The first — an example raised in class — is John Oliver’s Last Week Tonight, on HBO’s slate. On the surface, nothing about Oliver’s model should work — as a weekly show, the relevance of its stories bottoms out fast in our fast-moving social media age. It was also quite a gamble to pitch an explanatory journalist show on a network far better known for the politics of Westeros. Yet Oliver’s show does a remarkable job of encouraging viewers to eat their news greens, without even realizing they’re doing so.

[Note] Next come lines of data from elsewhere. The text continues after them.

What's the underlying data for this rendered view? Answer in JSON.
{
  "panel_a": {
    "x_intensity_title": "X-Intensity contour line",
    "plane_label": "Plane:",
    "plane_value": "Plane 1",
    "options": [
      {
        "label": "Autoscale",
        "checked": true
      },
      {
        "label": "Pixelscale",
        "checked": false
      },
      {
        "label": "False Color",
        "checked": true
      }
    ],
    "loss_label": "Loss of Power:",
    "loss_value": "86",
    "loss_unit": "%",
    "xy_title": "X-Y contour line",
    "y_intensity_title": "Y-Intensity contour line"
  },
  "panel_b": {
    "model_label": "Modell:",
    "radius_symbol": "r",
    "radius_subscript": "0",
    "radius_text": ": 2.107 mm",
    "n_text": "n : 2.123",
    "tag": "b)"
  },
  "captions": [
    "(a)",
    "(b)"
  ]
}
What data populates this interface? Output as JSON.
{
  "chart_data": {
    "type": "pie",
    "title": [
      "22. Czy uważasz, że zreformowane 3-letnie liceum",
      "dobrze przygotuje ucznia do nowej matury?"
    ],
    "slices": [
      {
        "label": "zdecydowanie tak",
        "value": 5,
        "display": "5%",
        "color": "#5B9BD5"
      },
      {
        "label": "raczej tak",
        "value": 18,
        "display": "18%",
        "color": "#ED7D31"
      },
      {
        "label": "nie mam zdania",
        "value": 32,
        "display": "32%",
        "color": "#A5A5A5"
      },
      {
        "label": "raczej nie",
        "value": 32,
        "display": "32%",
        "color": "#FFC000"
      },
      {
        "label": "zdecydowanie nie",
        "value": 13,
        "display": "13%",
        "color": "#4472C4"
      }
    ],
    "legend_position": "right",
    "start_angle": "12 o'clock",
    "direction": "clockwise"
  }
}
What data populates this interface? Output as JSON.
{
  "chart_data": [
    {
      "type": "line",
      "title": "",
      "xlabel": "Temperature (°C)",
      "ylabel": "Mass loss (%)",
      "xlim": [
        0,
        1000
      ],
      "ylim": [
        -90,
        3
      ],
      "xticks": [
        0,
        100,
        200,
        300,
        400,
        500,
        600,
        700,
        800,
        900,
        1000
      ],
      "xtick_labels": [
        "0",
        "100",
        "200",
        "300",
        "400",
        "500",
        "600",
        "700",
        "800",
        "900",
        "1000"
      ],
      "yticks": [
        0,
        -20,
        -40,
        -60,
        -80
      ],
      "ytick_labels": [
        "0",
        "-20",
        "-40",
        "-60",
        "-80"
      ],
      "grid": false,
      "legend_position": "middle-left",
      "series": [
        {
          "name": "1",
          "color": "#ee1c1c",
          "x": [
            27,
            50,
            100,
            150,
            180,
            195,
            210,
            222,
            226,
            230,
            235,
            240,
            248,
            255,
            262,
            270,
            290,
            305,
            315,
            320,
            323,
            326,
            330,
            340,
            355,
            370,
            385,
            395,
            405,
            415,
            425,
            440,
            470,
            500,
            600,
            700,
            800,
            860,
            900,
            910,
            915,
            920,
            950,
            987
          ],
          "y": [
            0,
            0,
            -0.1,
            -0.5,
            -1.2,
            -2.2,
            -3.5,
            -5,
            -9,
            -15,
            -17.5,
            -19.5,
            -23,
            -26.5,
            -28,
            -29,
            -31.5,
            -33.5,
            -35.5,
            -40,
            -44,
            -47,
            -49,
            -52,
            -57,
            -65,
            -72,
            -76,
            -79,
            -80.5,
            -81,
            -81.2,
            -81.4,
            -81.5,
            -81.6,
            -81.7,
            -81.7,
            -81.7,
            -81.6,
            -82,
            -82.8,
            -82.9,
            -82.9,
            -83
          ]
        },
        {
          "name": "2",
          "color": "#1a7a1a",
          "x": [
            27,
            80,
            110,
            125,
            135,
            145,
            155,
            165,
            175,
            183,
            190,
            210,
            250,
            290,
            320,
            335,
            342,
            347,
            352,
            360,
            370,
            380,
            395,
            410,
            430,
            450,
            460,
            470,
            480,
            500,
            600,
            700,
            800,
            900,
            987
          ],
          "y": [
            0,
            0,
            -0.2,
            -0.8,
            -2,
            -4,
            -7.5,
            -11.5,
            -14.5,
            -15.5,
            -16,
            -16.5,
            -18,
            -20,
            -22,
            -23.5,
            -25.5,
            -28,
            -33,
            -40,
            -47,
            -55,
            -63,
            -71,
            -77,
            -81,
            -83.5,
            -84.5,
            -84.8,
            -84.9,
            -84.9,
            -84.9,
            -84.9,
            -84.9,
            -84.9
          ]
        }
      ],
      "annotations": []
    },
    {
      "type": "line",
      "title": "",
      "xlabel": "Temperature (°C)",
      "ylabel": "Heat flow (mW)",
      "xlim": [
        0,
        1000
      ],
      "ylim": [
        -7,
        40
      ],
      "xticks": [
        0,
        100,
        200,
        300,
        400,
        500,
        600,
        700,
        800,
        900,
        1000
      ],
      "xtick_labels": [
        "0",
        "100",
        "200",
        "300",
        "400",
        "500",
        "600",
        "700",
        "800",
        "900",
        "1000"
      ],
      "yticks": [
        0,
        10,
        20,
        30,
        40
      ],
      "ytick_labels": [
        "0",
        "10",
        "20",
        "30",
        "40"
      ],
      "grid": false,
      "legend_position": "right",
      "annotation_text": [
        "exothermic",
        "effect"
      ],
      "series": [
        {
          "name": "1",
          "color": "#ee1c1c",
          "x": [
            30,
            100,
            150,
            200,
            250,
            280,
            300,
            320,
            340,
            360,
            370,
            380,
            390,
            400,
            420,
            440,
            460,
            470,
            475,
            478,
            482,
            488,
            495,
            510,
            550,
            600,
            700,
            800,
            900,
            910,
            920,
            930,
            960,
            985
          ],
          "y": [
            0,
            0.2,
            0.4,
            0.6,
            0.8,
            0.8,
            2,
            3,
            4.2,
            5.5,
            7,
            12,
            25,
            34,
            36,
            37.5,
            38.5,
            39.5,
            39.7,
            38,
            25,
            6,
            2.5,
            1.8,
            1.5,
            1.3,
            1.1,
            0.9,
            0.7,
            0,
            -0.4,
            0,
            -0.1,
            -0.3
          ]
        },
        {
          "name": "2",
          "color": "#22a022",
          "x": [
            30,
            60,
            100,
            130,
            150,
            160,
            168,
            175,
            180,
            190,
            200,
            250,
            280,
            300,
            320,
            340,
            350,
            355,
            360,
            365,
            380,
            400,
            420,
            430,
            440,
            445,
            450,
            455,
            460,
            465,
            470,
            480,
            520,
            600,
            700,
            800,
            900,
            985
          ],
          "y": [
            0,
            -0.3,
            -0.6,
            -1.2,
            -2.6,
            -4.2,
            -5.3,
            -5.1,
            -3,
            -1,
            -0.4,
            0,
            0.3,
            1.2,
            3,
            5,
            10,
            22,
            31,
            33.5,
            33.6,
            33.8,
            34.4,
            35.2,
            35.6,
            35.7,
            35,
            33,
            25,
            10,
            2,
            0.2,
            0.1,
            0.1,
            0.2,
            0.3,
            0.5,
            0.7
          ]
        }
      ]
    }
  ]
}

The second example is BuzzFeed, which has pioneered powerful investigative journalism right alongside its menagerie of anthropomorphized animals. Among BuzzFeed’s major recent scoops is the controversial release of a dossier ascribing myriad misdemeanors to President Donald Trump. We’ll put to one side the rights and wrongs of publishing this as BuzzFeed did — the only point here is that they did so because they have the financial might to survive the potential legal backlash. How? Through a pioneering use of native advertising — ads which don’t look much like ads, but instead take the form of content “promoted” by advertisers.
It’s great that the internet economy can still support investigative and explanatory journalism in these diverse forms. But inevitably this comes at a cost. Oliver, as well as Samantha Bee who’s doing similar things on TBS, are — and have to be — freakishly good at their jobs to make hard-hitting journalism entertaining and engaging enough to hold people’s attention — particularly those watching clips of the shows on social media, where far less intellectually or ethically demanding content is only a click away. And BuzzFeed’s native advertising calls into question the traditional delineation between “objective” news and adverts. It remains to be seen if the audience will mind, or even notice — and indeed, the more immersive promoted content is, the more subversive it is.
To return to the crux of the class, the impact of these trends on local journalism has been significant. Few local community newspapers enjoy a well-funded investigative desk or local TV channels a satirist-in-residence. So for all the stories of successful adaption of the news business to the internet economy, it’s important as we go forward to keep in mind the sobering perspective of coverage closer to home. In those cases, unless and until the national media descend on a story, it may be better to hope for a mask-wearing superhero.